Je hais cette maison avec une cheminée qui ne s’encrasse pas, des plombs qui ne
sautent jamais, une tuyauterie qui ne fuit pas, un paillasson toujours propre.
Ben oui, ma femme se sera chargée de le nettoyer !
Mais ça me pète les couilles. Je
n’ai jamais demandé tout ça moi ! Mais qu’est ce que j’ai fait,
merde !
Je rêve d’une femme odieuse, qui
me trompe derrière mon dos, qui sort le samedi soir sans me prévenir, qui
s’habille en rockeuse et sniffe de l’héro.
Je rêve d’enfants exécrables qui
bousillent la clôture des voisins, qui pètent nos carreaux en jouant au foot. Des
enfants que je pourrais frapper parce qu’ils auraient insulté leur mère ou
ravagé le jardin.
Je rêve d’un chien qui pisse dans
les chaussures (celles de ma femme, faut quand même pas pousser !) qui
mange sa merde et vient lécher les gosses, qui détruit les rosiers ou déchire
les rideaux.
Je rêve d’une maison dont les
murs se fissurent, dont le grenier est envahi de rat.
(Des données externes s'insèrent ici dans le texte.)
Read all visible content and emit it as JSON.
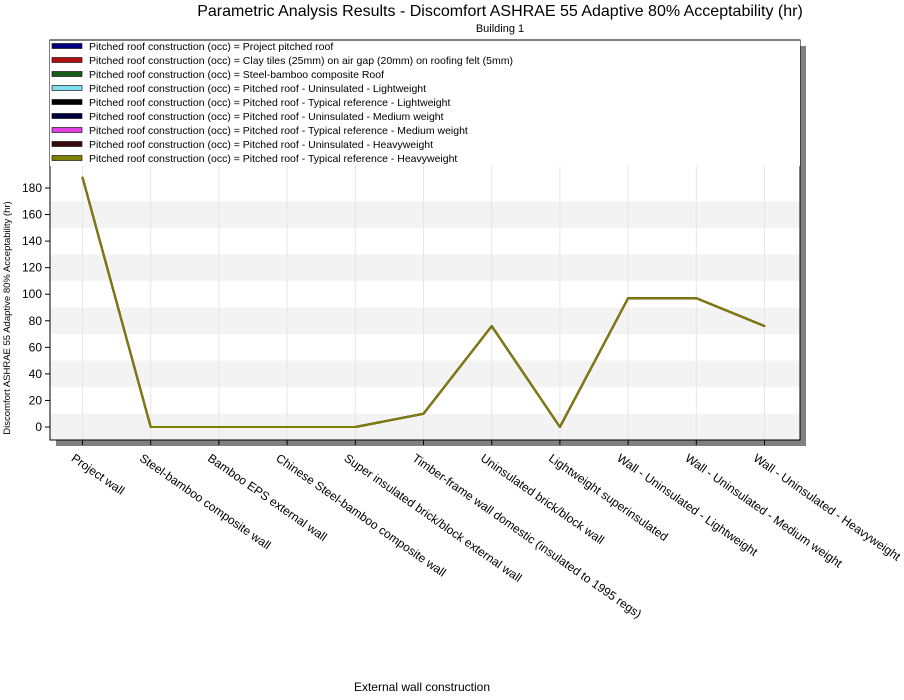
{
  "chart_data": {
    "type": "line",
    "title": "Parametric Analysis Results -  Discomfort ASHRAE 55 Adaptive 80% Acceptability (hr)",
    "subtitle": "Building 1",
    "xlabel": "External wall construction",
    "ylabel": "Discomfort ASHRAE 55 Adaptive 80% Acceptability (hr)",
    "ylim": [
      -10,
      195
    ],
    "yticks": [
      0,
      20,
      40,
      60,
      80,
      100,
      120,
      140,
      160,
      180
    ],
    "grid": "alternating horizontal bands",
    "legend_position": "top",
    "categories": [
      "Project wall",
      "Steel-bamboo composite wall",
      "Bamboo EPS external wall",
      "Chinese Steel-bamboo composite wall",
      "Super insulated brick/block external wall",
      "Timber-frame wall domestic (insulated to 1995 regs)",
      "Uninsulated brick/block wall",
      "Lightweight superinsulated",
      "Wall - Uninsulated - Lightweight",
      "Wall - Uninsulated - Medium weight",
      "Wall - Uninsulated - Heavyweight"
    ],
    "series": [
      {
        "name": "Pitched roof construction (occ) = Project pitched roof",
        "color": "#000080",
        "values": [
          188,
          0,
          0,
          0,
          0,
          10,
          76,
          0,
          97,
          97,
          76
        ]
      },
      {
        "name": "Pitched roof construction (occ) = Clay tiles (25mm) on air gap (20mm) on roofing felt (5mm)",
        "color": "#b01010",
        "values": [
          188,
          0,
          0,
          0,
          0,
          10,
          76,
          0,
          97,
          97,
          76
        ]
      },
      {
        "name": "Pitched roof construction (occ) = Steel-bamboo composite Roof",
        "color": "#1a5c1a",
        "values": [
          188,
          0,
          0,
          0,
          0,
          10,
          76,
          0,
          97,
          97,
          76
        ]
      },
      {
        "name": "Pitched roof construction (occ) = Pitched roof - Uninsulated - Lightweight",
        "color": "#7fe0f0",
        "values": [
          188,
          0,
          0,
          0,
          0,
          10,
          76,
          0,
          97,
          97,
          76
        ]
      },
      {
        "name": "Pitched roof construction (occ) = Pitched roof - Typical reference - Lightweight",
        "color": "#000000",
        "values": [
          188,
          0,
          0,
          0,
          0,
          10,
          76,
          0,
          97,
          97,
          76
        ]
      },
      {
        "name": "Pitched roof construction (occ) = Pitched roof - Uninsulated - Medium weight",
        "color": "#000040",
        "values": [
          188,
          0,
          0,
          0,
          0,
          10,
          76,
          0,
          97,
          97,
          76
        ]
      },
      {
        "name": "Pitched roof construction (occ) = Pitched roof - Typical reference - Medium weight",
        "color": "#e040e0",
        "values": [
          188,
          0,
          0,
          0,
          0,
          10,
          76,
          0,
          97,
          97,
          76
        ]
      },
      {
        "name": "Pitched roof construction (occ) = Pitched roof - Uninsulated - Heavyweight",
        "color": "#3a0a0a",
        "values": [
          188,
          0,
          0,
          0,
          0,
          10,
          76,
          0,
          97,
          97,
          76
        ]
      },
      {
        "name": "Pitched roof construction (occ) = Pitched roof - Typical reference - Heavyweight",
        "color": "#808000",
        "values": [
          188,
          0,
          0,
          0,
          0,
          10,
          76,
          0,
          97,
          97,
          76
        ]
      }
    ]
  }
}
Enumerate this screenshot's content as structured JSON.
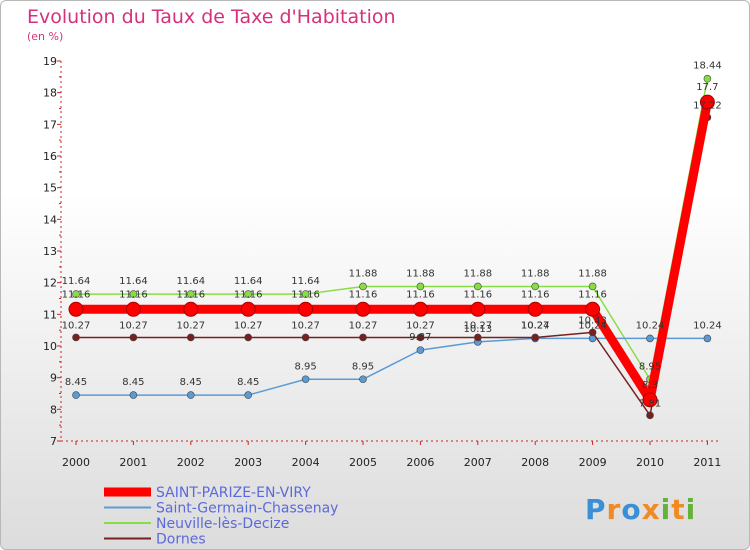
{
  "chart_data": {
    "type": "line",
    "title": "Evolution du Taux de Taxe d'Habitation",
    "unit_label": "(en %)",
    "x": [
      "2000",
      "2001",
      "2002",
      "2003",
      "2004",
      "2005",
      "2006",
      "2007",
      "2008",
      "2009",
      "2010",
      "2011"
    ],
    "ylim": [
      7,
      19
    ],
    "yticks": [
      7,
      8,
      9,
      10,
      11,
      12,
      13,
      14,
      15,
      16,
      17,
      18,
      19
    ],
    "series": [
      {
        "name": "SAINT-PARIZE-EN-VIRY",
        "color": "#ff0000",
        "values": [
          11.16,
          11.16,
          11.16,
          11.16,
          11.16,
          11.16,
          11.16,
          11.16,
          11.16,
          11.16,
          8.3,
          17.7
        ],
        "labels": [
          "11.16",
          "11.16",
          "11.16",
          "11.16",
          "11.16",
          "11.16",
          "11.16",
          "11.16",
          "11.16",
          "11.16",
          "8.3",
          "17.7"
        ]
      },
      {
        "name": "Saint-Germain-Chassenay",
        "color": "#5b9bd5",
        "values": [
          8.45,
          8.45,
          8.45,
          8.45,
          8.95,
          8.95,
          9.87,
          10.13,
          10.24,
          10.24,
          10.24,
          10.24
        ],
        "labels": [
          "8.45",
          "8.45",
          "8.45",
          "8.45",
          "8.95",
          "8.95",
          "9.87",
          "10.13",
          "10.24",
          "10.24",
          "10.24",
          "10.24"
        ]
      },
      {
        "name": "Neuville-lès-Decize",
        "color": "#88dd44",
        "values": [
          11.64,
          11.64,
          11.64,
          11.64,
          11.64,
          11.88,
          11.88,
          11.88,
          11.88,
          11.88,
          8.95,
          18.44
        ],
        "labels": [
          "11.64",
          "11.64",
          "11.64",
          "11.64",
          "11.64",
          "11.88",
          "11.88",
          "11.88",
          "11.88",
          "11.88",
          "8.95",
          "18.44"
        ]
      },
      {
        "name": "Dornes",
        "color": "#7a1f1f",
        "values": [
          10.27,
          10.27,
          10.27,
          10.27,
          10.27,
          10.27,
          10.27,
          10.27,
          10.27,
          10.43,
          7.81,
          17.22
        ],
        "labels": [
          "10.27",
          "10.27",
          "10.27",
          "10.27",
          "10.27",
          "10.27",
          "10.27",
          "10.27",
          "10.27",
          "10.43",
          "7.81",
          "17.22"
        ]
      }
    ]
  },
  "logo": {
    "letters": [
      "P",
      "r",
      "o",
      "x",
      "i",
      "t",
      "i"
    ],
    "colors": [
      "#3a8fd6",
      "#f08a24",
      "#3a8fd6",
      "#f08a24",
      "#63b33a",
      "#f08a24",
      "#63b33a"
    ]
  }
}
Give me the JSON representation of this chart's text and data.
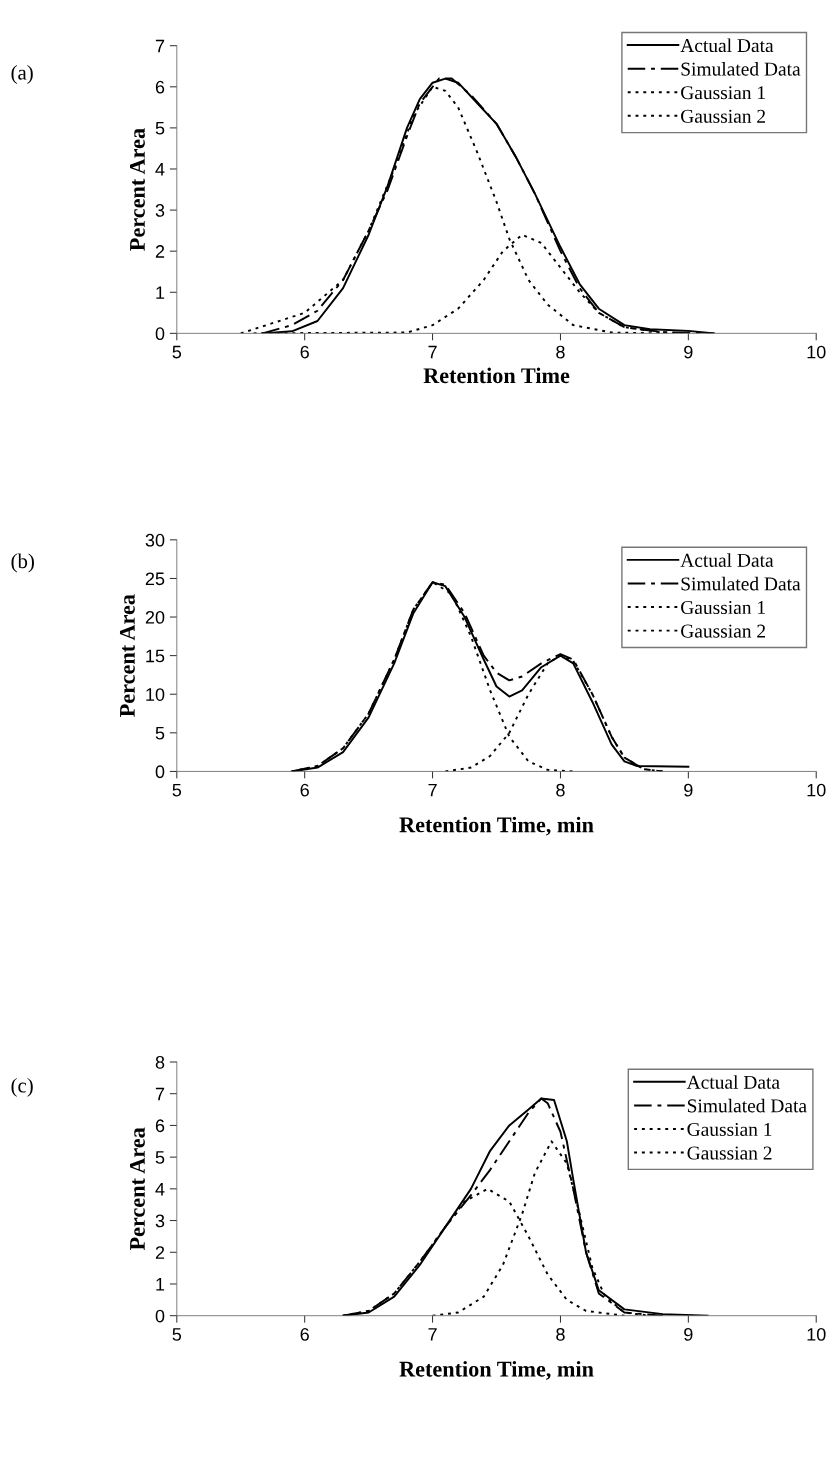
{
  "chart_data": [
    {
      "type": "line",
      "xlabel": "Retention Time",
      "ylabel": "Percent Area",
      "annotations": [
        "(a)"
      ],
      "xlim": [
        5,
        10
      ],
      "xticks": [
        5,
        6,
        7,
        8,
        9,
        10
      ],
      "ylim": [
        0,
        7
      ],
      "yticks": [
        0,
        1,
        2,
        3,
        4,
        5,
        6,
        7
      ],
      "grid": false,
      "legend": "top right",
      "marker": "none",
      "series": [
        {
          "name": "Actual Data",
          "color": "#000000",
          "line_style": "solid",
          "x": [
            5.67,
            5.9,
            6.1,
            6.3,
            6.5,
            6.65,
            6.8,
            6.9,
            7.0,
            7.1,
            7.2,
            7.35,
            7.5,
            7.65,
            7.8,
            8.0,
            8.15,
            8.3,
            8.5,
            8.7,
            9.0,
            9.2
          ],
          "values": [
            0,
            0.05,
            0.3,
            1.1,
            2.4,
            3.6,
            5.0,
            5.7,
            6.1,
            6.2,
            6.1,
            5.6,
            5.1,
            4.3,
            3.4,
            2.1,
            1.2,
            0.6,
            0.2,
            0.1,
            0.06,
            0
          ]
        },
        {
          "name": "Simulated Data",
          "color": "#000000",
          "line_style": "dashed",
          "x": [
            5.67,
            5.9,
            6.1,
            6.3,
            6.5,
            6.65,
            6.8,
            6.9,
            7.0,
            7.05,
            7.15,
            7.3,
            7.5,
            7.65,
            7.8,
            8.0,
            8.15,
            8.3,
            8.5,
            8.8,
            9.2
          ],
          "values": [
            0,
            0.2,
            0.55,
            1.3,
            2.5,
            3.5,
            4.8,
            5.6,
            6.0,
            6.2,
            6.2,
            5.8,
            5.1,
            4.3,
            3.4,
            2.0,
            1.1,
            0.5,
            0.15,
            0.03,
            0
          ]
        },
        {
          "name": "Gaussian 1",
          "color": "#000000",
          "line_style": "dotted",
          "x": [
            5.5,
            6.0,
            6.3,
            6.5,
            6.7,
            6.85,
            7.0,
            7.1,
            7.2,
            7.35,
            7.5,
            7.6,
            7.75,
            7.9,
            8.1,
            8.4,
            8.8
          ],
          "values": [
            0,
            0.5,
            1.3,
            2.5,
            4.0,
            5.3,
            6.0,
            5.9,
            5.5,
            4.4,
            3.2,
            2.3,
            1.3,
            0.7,
            0.2,
            0.02,
            0
          ]
        },
        {
          "name": "Gaussian 2",
          "color": "#000000",
          "line_style": "dotted",
          "x": [
            5.6,
            6.8,
            7.0,
            7.2,
            7.4,
            7.55,
            7.7,
            7.85,
            8.0,
            8.15,
            8.3,
            8.5,
            8.8,
            9.0
          ],
          "values": [
            0,
            0.02,
            0.2,
            0.6,
            1.3,
            2.0,
            2.4,
            2.2,
            1.6,
            1.0,
            0.5,
            0.15,
            0.02,
            0
          ]
        }
      ]
    },
    {
      "type": "line",
      "xlabel": "Retention Time, min",
      "ylabel": "Percent Area",
      "annotations": [
        "(b)"
      ],
      "xlim": [
        5,
        10
      ],
      "xticks": [
        5,
        6,
        7,
        8,
        9,
        10
      ],
      "ylim": [
        0,
        30
      ],
      "yticks": [
        0,
        5,
        10,
        15,
        20,
        25,
        30
      ],
      "grid": false,
      "legend": "top right",
      "marker": "none",
      "series": [
        {
          "name": "Actual Data",
          "color": "#000000",
          "line_style": "solid",
          "x": [
            5.9,
            6.1,
            6.3,
            6.5,
            6.7,
            6.85,
            7.0,
            7.1,
            7.25,
            7.4,
            7.5,
            7.6,
            7.7,
            7.85,
            8.0,
            8.1,
            8.25,
            8.4,
            8.5,
            8.6,
            9.0
          ],
          "values": [
            0,
            0.5,
            2.5,
            7,
            14,
            20.5,
            24.5,
            24,
            20,
            14.5,
            11,
            9.7,
            10.5,
            13.5,
            15,
            14,
            9,
            3.5,
            1.3,
            0.7,
            0.6
          ]
        },
        {
          "name": "Simulated Data",
          "color": "#000000",
          "line_style": "dashed",
          "x": [
            5.9,
            6.1,
            6.3,
            6.5,
            6.7,
            6.85,
            7.0,
            7.1,
            7.25,
            7.4,
            7.5,
            7.6,
            7.7,
            7.85,
            8.0,
            8.1,
            8.25,
            8.4,
            8.5,
            8.65,
            8.8
          ],
          "values": [
            0,
            0.7,
            3,
            7.5,
            14.5,
            21,
            24.5,
            24.2,
            20.5,
            15,
            12.8,
            11.8,
            12.3,
            14,
            15.2,
            14.5,
            10,
            4.5,
            1.8,
            0.3,
            0
          ]
        },
        {
          "name": "Gaussian 1",
          "color": "#000000",
          "line_style": "dotted",
          "x": [
            5.9,
            6.1,
            6.3,
            6.5,
            6.7,
            6.85,
            7.0,
            7.15,
            7.3,
            7.45,
            7.6,
            7.75,
            7.9,
            8.1
          ],
          "values": [
            0,
            0.7,
            3,
            7.5,
            14.5,
            21,
            24.5,
            23,
            17.5,
            10.5,
            4.5,
            1.3,
            0.2,
            0
          ]
        },
        {
          "name": "Gaussian 2",
          "color": "#000000",
          "line_style": "dotted",
          "x": [
            7.1,
            7.3,
            7.45,
            7.6,
            7.75,
            7.9,
            8.0,
            8.1,
            8.25,
            8.4,
            8.5,
            8.65,
            8.8
          ],
          "values": [
            0,
            0.5,
            2,
            5,
            10,
            14,
            15,
            14.3,
            10,
            4.5,
            1.8,
            0.3,
            0
          ]
        }
      ]
    },
    {
      "type": "line",
      "xlabel": "Retention Time, min",
      "ylabel": "Percent Area",
      "annotations": [
        "(c)"
      ],
      "xlim": [
        5,
        10
      ],
      "xticks": [
        5,
        6,
        7,
        8,
        9,
        10
      ],
      "ylim": [
        0,
        8
      ],
      "yticks": [
        0,
        1,
        2,
        3,
        4,
        5,
        6,
        7,
        8
      ],
      "grid": false,
      "legend": "top right",
      "marker": "none",
      "series": [
        {
          "name": "Actual Data",
          "color": "#000000",
          "line_style": "solid",
          "x": [
            6.3,
            6.5,
            6.7,
            6.9,
            7.1,
            7.3,
            7.45,
            7.6,
            7.75,
            7.85,
            7.95,
            8.05,
            8.1,
            8.2,
            8.3,
            8.5,
            8.8,
            9.15
          ],
          "values": [
            0,
            0.1,
            0.6,
            1.6,
            2.8,
            4.0,
            5.2,
            6.0,
            6.5,
            6.85,
            6.8,
            5.5,
            4.3,
            2.0,
            0.8,
            0.2,
            0.05,
            0
          ]
        },
        {
          "name": "Simulated Data",
          "color": "#000000",
          "line_style": "dashed",
          "x": [
            6.3,
            6.5,
            6.7,
            6.9,
            7.1,
            7.3,
            7.45,
            7.6,
            7.75,
            7.85,
            7.9,
            8.0,
            8.1,
            8.2,
            8.3,
            8.5,
            8.8
          ],
          "values": [
            0,
            0.15,
            0.7,
            1.7,
            2.8,
            3.8,
            4.6,
            5.5,
            6.4,
            6.85,
            6.7,
            5.8,
            4.0,
            2.0,
            0.7,
            0.1,
            0
          ]
        },
        {
          "name": "Gaussian 1",
          "color": "#000000",
          "line_style": "dotted",
          "x": [
            6.3,
            6.5,
            6.7,
            6.9,
            7.1,
            7.25,
            7.43,
            7.6,
            7.75,
            7.9,
            8.05,
            8.2,
            8.5
          ],
          "values": [
            0,
            0.15,
            0.7,
            1.7,
            2.8,
            3.6,
            4.0,
            3.6,
            2.5,
            1.3,
            0.5,
            0.15,
            0
          ]
        },
        {
          "name": "Gaussian 2",
          "color": "#000000",
          "line_style": "dotted",
          "x": [
            7.0,
            7.2,
            7.4,
            7.55,
            7.7,
            7.8,
            7.93,
            8.05,
            8.15,
            8.25,
            8.35,
            8.5,
            8.7
          ],
          "values": [
            0,
            0.1,
            0.6,
            1.6,
            3.2,
            4.5,
            5.5,
            4.8,
            3.2,
            1.5,
            0.6,
            0.1,
            0
          ]
        }
      ]
    }
  ]
}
Je rêve d’un garage inondé, d’une
cuisine en feu, avec le chien à l’intérieur !
Ce serait ça une belle vie. Ouai,
la vie dont je rêve c’est bien celle-la.
Mais voila, comme toujours, je
n’ai pas de bol !
Ca me les gonfle à un point, vous
ne pouvez pas imaginer !
-Cheri ?!! Tu viens ?? Je
t’attends !!
-Oui mon petit poussin, j’arrive
tout de suite !!!!! »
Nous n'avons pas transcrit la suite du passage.